"He is our leader and we look forward to him leading us into battle in 2014," Information and Broadcasting Minister Manish Tewari said on Sunday when asked about Rahul Gandhi's role in the next year's Lok Sabha elections.
He also said the party would not not be averse to new political tie-ups in some states in the next general elections.
To a query whether Congress would project Rahul Gandhi as the leader in the next polls amidst the possibility of Narendra Modi being talked about as BJP's prime ministerial candidate, Tewari told PTI said there is an institutionalised arrangement, the diarchy between the Congress President and the Prime Minister in place at this point of time that has "worked very successfully for the last nine years".
In addition, he said, there have been demands and they have been there for a while that Rahul Gandhi should be taking a far more proactive role both in the affairs of the party as well as in the affairs of the nation-state per se.
"He is our leader and we look forward to him leading us into the battle in 2014," he said.

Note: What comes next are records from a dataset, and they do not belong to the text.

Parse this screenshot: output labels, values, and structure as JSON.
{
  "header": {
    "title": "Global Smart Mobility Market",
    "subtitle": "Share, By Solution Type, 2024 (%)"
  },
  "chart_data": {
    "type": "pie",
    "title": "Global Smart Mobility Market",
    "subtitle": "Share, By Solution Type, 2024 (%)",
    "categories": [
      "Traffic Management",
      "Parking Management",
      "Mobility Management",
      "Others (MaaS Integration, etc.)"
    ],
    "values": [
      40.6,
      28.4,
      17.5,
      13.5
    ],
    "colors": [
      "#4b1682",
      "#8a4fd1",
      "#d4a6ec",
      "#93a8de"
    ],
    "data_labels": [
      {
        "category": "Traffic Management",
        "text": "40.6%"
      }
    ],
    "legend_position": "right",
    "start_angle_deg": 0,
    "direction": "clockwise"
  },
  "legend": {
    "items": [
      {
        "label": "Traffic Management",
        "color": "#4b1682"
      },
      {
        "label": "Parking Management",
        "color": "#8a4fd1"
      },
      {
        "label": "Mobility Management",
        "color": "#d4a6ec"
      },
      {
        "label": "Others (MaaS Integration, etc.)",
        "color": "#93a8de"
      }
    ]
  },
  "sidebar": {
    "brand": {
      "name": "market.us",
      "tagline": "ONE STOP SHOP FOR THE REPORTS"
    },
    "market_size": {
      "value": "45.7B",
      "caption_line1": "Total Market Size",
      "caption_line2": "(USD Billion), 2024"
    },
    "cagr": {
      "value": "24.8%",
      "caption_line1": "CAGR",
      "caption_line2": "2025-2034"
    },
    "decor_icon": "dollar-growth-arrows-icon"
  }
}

On the question of alliances, Tewari said, "Yes we will attempt to keep our friends and allies together. I don't see a difficulty with that and wherever there is a need and ground level feedback from Congress units that some kind of alliance options needs to be explored, I don't think we will be averse to that."
Tewari said the Congress has run a coalition for past nine years "fairly well".
"There
"If you go back to 2009 elections, in the months leading up to the poll, there were certain centrifugal tendencies which were at play in certain states where people who were part of UPA decided to go out and contest on their own. But after the election results came in, a lot of them converged back around UPA. And that is the way it has been."
To a question on Congress contending with Narendra Modi in the next elections, Tewari said that is something which the BJP has to decide and the Congress is ready to face anybody.
"Ultimately, who do we have to contend with is not a choice that we make. That is the choice which our opponents will make. We have contended with Atal Behari Vajpayee and L K Advani earlier...we have triumphed on both occasions. So whosoever they put up against us this time, we will contend with him," he said.
On Modi's hattrick in Gujarat pitchforking him into the national scene, Tewari said, "there is no denying the fact that in spite of our best efforts in 2002, 2007 and 2012, Gujarat in the assembly context has not panned out to our expectations."
At the same time, he maintained that there was another reality that in Gujarat in both the 2004 and 2009 Lok Sabha elections, Congress did not do badly.
"It just goes to show that people vote differently in the state elections and differently in the national elections."